On Sat, May 16, 2009 at 2:02 AM, Eric Firing <efiring@hawaii.edu> wrote:
Charles R Harris wrote:
>
>
> On Fri, May 15, 2009 at 7:48 PM, Eric Firing <efiring@hawaii.edu
> <mailto:efiring@hawaii.edu>> wrote:
>
>
>     http://www.mail-archive.com/numpy-discussion@scipy.org/msg17595.html
>
>     Prompted by the thread above, I decided to see what it would take to
>     implement ufuncs with masking in C.  I described the result here:
>
>     http://www.mail-archive.com/numpy-discussion@scipy.org/msg17698.html
>
>     Now I am starting a new thread. The present state of the work is now in
>     github:  http://github.com/efiring/numpy-work/tree/cfastma
>
>     I don't want to do any more until I have gotten some feedback from core
>     developers.  (And I would be delighted if someone wants to help with
>     this, or take it over.)

Chuck,

Thanks very much for the quick response.

>
>
> Here the if ... continue needs to follow the declaration:
>
>         if (*mp1) continue;
>         float in1 = *(float *)ip1;
>         float in2 = *(float *)ip2;
>         *(float *)op1 = f(in1, in2);
>

I was surprised to see the declarations inside the loop in the first
place (this certainly is not ANSI-C), and I was also pleasantly
surprised that letting them be after the conditional didn't seem to
bother the compiler at all.  Maybe that is a gcc extension.

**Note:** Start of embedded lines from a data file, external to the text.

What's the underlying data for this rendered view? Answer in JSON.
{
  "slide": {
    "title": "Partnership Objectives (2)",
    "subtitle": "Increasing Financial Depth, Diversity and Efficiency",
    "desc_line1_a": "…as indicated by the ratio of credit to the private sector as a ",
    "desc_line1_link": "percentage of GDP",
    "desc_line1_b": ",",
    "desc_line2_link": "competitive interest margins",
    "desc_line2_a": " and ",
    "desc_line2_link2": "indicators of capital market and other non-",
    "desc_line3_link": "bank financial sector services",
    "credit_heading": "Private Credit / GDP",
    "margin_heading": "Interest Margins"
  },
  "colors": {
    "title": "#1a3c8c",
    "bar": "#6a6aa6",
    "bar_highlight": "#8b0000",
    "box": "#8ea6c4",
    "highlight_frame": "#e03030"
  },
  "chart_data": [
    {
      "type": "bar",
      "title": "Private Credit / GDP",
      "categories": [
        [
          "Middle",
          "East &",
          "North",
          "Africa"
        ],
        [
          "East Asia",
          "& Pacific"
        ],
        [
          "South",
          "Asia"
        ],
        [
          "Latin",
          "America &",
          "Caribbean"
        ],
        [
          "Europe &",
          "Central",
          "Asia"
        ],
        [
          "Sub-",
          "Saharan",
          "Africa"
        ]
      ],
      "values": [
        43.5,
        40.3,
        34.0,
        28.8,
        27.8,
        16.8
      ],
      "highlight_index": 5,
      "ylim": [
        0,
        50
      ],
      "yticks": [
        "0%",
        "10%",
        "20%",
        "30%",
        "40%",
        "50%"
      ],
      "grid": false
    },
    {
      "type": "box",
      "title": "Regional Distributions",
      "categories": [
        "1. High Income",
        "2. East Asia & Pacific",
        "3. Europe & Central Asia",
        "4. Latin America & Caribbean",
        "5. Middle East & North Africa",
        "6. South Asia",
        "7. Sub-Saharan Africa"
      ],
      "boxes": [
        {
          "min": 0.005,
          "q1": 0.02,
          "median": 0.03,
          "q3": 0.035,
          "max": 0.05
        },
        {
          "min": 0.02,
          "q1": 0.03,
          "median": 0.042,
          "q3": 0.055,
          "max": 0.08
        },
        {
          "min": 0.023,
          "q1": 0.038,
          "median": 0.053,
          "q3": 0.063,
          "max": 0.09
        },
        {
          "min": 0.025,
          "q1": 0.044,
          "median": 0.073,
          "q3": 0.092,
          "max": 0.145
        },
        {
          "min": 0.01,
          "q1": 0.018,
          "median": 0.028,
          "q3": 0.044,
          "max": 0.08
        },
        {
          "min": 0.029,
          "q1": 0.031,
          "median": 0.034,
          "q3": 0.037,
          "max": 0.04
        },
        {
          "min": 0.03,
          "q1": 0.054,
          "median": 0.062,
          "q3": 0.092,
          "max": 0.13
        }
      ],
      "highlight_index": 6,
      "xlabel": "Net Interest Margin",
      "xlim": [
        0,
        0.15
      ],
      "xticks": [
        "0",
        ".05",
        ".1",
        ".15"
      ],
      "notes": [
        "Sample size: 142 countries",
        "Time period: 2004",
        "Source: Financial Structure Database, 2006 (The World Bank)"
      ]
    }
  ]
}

Declarations at the top of a block have always been valid C.
 

> I think this would be better as
>
>         if (!(*mp1)) {
>             float in1 = *(float *)ip1;
>             float in2 = *(float *)ip2;
>             *(float *)op1 = f(in1, in2);
>         }
>

I agree, and I thought of that originally--I think I did it with
continue because it was easier to type it in, and it reduced the
difference relative to the non-masked form.

>
> But since this is actually a ternary function, you could define new
> functions, something like
>
> double npy_add_m(double a, double b, double mask)
> {
>     if (!mask) {
>         return a + b;
>     else {
>         return a;
>     }
> }
>
> And use the currently existing loops. Well, you would have to add one
> for ternary functions.
>
That would incur the overhead of an extra function call for each
element; I suspect it would slow it down a lot. My motivation is to make
masked array overhead negligible, at least for medium to large arrays.

It overhead would be the same as it is now, the generic loops all use passed function pointers for functions like sin. Some functions like addition, which is intrinsic and not part of a library, are done in their own special loops that you will find further down in that file. The difficulty I see is that with the current machinery the mask will be converted to the same type as the added numbers and that could add some overhead.
 

Also your suggestion above does not handle the case where an output
argument is supplied; it would modify the output under the mask.

> Question, what about reduce? I don't think it is defined defined for
> ternary functions. Apart from reduce, why not just add, you already have
> the mask to tell you which results are invalid.
>

You mean just do the operation and ignore the results under the mask?
This is the way Pierre originally did it, if I remember correctly, but
fairly recently people started objecting that they didn't want to
disturb values in an output argument under a mask.  So now ma jumps
through hoops to satisfy this requirement, and it is consequently slow.

OK. I'm not familiar with the uses of masked arrays.
 

ufunc methods like reduce are supported only for the binary ops with one
output, so they are automatically unavailable for the masked versions.
To get around this would require subclassing the ufunc to make a masked
version.  This is probably the best way to go, but I suspect it is much
more complicated than I can handle in the amount of time I can spend.

I think reduce could be added for ternary functions, but it is a design decision how it should operate.